El Partido Popular de Guadalajara ha emitido hoy un comunicado para trasladar su apoyo incondicional a Rivas y a su familia. La formación política ha ensalzado el profundo sentido de responsabilidad de la alcaldesa, destacando que su actuación demuestra la vocación de los servidores públicos del medio rural, dispuestos a atender a sus vecinos a cualquier hora del día sin limitarse al trabajo de despacho.
El incidente movilizó también a los propios habitantes de la localidad alcarreña, quienes ayudaron a contener la situación. Desde el PP han querido agradecer expresamente esta colaboración vecinal, así como la rápida intervención de las Fuerzas y Cuerpos de Seguridad del Estado y del personal médico que asistió a la primera edil.

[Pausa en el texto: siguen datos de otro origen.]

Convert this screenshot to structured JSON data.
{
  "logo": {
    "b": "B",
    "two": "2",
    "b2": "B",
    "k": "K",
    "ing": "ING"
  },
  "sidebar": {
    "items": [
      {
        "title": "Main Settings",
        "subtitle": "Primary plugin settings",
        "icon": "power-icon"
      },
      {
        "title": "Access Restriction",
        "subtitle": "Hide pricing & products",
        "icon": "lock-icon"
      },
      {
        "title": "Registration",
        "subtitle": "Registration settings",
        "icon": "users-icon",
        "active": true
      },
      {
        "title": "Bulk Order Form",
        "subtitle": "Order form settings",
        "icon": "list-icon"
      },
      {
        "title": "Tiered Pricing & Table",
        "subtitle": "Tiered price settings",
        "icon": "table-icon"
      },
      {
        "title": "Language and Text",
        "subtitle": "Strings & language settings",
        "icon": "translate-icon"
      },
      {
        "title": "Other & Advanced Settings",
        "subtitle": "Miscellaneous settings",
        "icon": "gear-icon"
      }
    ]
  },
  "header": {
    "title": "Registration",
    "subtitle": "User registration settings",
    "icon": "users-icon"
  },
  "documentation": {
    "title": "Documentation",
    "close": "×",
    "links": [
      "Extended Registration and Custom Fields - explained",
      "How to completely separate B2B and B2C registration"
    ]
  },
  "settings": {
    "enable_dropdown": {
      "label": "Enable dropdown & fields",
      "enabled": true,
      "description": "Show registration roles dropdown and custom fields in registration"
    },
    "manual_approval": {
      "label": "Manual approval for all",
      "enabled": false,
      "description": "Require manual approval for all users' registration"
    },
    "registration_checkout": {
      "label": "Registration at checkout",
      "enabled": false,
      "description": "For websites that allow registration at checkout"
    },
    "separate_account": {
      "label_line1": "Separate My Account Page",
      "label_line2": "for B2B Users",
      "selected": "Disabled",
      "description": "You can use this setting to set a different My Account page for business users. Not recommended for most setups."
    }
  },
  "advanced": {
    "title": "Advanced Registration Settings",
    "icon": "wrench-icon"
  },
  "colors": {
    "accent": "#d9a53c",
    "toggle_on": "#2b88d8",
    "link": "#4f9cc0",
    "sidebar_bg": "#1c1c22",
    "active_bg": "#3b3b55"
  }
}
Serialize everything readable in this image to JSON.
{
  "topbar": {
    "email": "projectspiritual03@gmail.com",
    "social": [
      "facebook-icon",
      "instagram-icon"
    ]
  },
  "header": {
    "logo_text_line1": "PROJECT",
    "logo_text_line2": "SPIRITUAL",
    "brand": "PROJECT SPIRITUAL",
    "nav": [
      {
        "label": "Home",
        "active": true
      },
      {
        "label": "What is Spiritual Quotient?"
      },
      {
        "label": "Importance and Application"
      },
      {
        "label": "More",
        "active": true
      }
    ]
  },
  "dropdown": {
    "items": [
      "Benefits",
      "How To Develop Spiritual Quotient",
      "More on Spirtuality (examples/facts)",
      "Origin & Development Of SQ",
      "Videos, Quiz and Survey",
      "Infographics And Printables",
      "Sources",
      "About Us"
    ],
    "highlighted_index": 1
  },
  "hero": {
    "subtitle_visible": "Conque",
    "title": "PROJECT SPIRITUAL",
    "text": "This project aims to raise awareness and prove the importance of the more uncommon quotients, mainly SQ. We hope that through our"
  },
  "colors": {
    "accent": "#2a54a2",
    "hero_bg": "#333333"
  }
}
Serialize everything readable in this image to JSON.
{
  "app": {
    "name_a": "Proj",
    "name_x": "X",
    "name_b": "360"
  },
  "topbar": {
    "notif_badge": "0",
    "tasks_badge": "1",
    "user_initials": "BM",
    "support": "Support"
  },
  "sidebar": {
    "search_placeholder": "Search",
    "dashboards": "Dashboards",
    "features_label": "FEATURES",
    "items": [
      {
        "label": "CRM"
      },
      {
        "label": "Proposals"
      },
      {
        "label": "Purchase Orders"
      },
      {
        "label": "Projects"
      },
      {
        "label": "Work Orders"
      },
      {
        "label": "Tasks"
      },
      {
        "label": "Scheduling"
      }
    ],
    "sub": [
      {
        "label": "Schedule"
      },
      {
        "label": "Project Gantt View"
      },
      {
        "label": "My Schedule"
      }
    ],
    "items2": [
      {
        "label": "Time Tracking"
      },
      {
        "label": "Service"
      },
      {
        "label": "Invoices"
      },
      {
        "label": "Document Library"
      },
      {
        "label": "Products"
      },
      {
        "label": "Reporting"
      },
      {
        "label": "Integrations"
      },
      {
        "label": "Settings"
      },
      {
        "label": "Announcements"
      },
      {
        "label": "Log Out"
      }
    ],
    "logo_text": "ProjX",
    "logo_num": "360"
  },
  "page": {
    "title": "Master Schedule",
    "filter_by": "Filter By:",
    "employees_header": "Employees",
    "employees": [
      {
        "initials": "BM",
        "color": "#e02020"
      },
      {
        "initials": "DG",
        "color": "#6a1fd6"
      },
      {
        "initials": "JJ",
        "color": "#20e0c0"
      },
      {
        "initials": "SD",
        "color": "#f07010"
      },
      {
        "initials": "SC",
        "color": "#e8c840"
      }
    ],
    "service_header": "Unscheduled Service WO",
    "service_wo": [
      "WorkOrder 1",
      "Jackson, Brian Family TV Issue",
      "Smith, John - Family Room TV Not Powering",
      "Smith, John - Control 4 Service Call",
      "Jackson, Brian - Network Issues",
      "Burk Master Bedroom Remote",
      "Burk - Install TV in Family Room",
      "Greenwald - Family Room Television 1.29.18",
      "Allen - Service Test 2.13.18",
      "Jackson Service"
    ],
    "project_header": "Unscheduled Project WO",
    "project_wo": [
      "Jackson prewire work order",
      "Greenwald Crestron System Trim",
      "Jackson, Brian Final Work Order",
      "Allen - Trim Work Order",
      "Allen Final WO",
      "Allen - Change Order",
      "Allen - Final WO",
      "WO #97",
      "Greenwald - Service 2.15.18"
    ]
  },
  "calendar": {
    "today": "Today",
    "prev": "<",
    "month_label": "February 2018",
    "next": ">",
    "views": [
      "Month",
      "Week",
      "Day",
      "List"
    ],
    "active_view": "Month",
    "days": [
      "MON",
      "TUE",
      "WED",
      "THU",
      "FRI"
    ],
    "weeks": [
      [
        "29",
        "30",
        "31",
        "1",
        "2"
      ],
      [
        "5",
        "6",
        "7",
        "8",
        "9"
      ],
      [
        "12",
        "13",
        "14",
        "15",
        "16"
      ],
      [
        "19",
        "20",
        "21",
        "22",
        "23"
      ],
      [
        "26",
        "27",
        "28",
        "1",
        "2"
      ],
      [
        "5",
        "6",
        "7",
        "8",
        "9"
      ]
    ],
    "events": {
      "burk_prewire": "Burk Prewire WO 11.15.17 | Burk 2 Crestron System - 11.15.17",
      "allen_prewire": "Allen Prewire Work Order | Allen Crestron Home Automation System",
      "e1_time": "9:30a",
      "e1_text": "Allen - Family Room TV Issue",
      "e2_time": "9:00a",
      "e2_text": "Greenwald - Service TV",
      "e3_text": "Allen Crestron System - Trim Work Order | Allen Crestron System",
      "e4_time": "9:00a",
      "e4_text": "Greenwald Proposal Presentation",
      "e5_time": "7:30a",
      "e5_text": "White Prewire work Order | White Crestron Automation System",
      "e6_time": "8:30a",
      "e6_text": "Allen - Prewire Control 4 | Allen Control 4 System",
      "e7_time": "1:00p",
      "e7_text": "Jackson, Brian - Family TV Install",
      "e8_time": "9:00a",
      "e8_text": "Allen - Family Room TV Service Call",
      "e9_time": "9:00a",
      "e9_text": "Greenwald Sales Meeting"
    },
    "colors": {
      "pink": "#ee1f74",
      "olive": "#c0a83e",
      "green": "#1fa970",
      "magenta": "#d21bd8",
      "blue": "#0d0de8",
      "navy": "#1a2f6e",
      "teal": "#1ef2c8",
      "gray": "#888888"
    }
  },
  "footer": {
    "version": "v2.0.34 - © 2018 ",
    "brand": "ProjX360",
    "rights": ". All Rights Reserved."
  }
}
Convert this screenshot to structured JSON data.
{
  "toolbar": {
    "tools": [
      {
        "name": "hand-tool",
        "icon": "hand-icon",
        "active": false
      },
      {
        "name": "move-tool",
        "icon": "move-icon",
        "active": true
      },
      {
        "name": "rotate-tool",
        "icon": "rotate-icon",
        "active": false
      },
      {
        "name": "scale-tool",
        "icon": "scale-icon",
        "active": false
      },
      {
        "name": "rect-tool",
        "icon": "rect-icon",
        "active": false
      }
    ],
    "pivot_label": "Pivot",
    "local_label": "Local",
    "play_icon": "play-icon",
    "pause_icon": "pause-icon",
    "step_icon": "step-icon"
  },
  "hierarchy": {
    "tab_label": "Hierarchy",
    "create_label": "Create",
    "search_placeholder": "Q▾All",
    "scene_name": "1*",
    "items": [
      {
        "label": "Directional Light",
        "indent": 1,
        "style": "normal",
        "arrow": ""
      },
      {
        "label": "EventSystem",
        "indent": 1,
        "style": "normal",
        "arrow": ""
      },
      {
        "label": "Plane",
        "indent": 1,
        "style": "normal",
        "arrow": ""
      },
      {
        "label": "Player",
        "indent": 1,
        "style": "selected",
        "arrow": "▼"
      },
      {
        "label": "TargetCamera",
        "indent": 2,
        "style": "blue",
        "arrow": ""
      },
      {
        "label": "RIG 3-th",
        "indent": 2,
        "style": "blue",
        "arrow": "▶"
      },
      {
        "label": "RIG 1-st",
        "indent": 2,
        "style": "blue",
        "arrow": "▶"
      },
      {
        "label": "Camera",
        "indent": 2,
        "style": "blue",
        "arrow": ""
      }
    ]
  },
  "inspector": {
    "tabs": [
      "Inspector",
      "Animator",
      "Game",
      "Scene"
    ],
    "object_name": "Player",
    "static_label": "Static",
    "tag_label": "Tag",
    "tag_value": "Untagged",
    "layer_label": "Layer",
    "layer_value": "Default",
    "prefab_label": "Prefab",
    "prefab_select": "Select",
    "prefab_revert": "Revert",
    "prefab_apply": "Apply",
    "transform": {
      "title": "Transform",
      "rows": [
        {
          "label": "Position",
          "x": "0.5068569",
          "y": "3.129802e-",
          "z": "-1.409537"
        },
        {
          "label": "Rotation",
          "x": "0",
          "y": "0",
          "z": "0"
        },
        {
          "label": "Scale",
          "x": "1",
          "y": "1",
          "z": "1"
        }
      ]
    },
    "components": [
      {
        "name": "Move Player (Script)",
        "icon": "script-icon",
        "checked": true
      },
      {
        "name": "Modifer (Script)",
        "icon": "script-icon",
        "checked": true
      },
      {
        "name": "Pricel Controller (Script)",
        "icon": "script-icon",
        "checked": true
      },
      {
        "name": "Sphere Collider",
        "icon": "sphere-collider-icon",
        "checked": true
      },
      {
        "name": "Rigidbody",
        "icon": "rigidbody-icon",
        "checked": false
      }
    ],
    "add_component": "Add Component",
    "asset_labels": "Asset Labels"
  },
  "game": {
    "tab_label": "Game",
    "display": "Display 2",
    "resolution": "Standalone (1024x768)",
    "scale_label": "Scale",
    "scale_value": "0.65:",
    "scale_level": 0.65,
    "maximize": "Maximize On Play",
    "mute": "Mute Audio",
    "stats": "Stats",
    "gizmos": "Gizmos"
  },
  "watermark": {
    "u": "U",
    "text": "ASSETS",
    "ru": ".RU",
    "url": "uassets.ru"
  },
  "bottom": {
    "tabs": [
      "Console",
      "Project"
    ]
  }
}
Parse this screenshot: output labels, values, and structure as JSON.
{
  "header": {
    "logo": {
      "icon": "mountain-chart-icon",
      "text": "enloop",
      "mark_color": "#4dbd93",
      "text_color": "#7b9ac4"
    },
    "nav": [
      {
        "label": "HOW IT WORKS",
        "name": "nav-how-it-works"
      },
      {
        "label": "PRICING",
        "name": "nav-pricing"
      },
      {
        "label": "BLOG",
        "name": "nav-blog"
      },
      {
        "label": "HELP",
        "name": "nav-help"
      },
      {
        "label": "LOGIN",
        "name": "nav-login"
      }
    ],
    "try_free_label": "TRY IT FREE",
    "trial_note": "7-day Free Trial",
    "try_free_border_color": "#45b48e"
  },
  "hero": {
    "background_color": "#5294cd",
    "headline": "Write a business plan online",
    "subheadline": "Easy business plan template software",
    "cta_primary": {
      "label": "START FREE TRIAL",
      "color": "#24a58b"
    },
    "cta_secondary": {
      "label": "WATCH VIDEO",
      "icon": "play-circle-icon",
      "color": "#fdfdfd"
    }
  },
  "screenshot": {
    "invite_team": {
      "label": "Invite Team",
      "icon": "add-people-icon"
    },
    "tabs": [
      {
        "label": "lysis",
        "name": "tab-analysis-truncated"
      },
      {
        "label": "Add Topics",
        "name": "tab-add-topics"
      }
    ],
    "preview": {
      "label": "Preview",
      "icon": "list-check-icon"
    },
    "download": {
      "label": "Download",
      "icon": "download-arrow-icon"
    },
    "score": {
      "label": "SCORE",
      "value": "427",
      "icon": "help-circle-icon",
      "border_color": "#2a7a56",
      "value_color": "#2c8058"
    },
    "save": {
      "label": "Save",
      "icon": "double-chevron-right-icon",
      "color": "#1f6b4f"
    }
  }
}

La seguridad rural y la ocupación
Este suceso en Fuentenovilla conecta directamente con una de las mayores preocupaciones de los municipios de Guadalajara durante el último año: la inseguridad derivada de la ocupación ilegal. A través del archivo reciente, se evidencia que los problemas de convivencia y los delitos menores asociados a viviendas ocupadas han generado una alarma constante en los pueblos de la provincia, obligando a los ayuntamientos a lidiar con el problema desde la primera línea pero con escasos recursos.
El incidente sufrido por Montserrat Rivas materializa el riesgo físico y la desprotección a la que, en muchas ocasiones, se exponen los alcaldes rurales al intentar mantener la tranquilidad en sus calles. Ante esta evolución del problema, el Partido Popular ha aprovechado los hechos de ayer para reiterar una demanda histórica de los consistorios: el endurecimiento urgente de las penas contra quienes ocupan viviendas y reinciden en conductas delictivas. Las administraciones locales insisten en que necesitan herramientas legales eficaces que respalden la labor de la Guardia Civil y devuelvan la seguridad al día a día de los vecinos.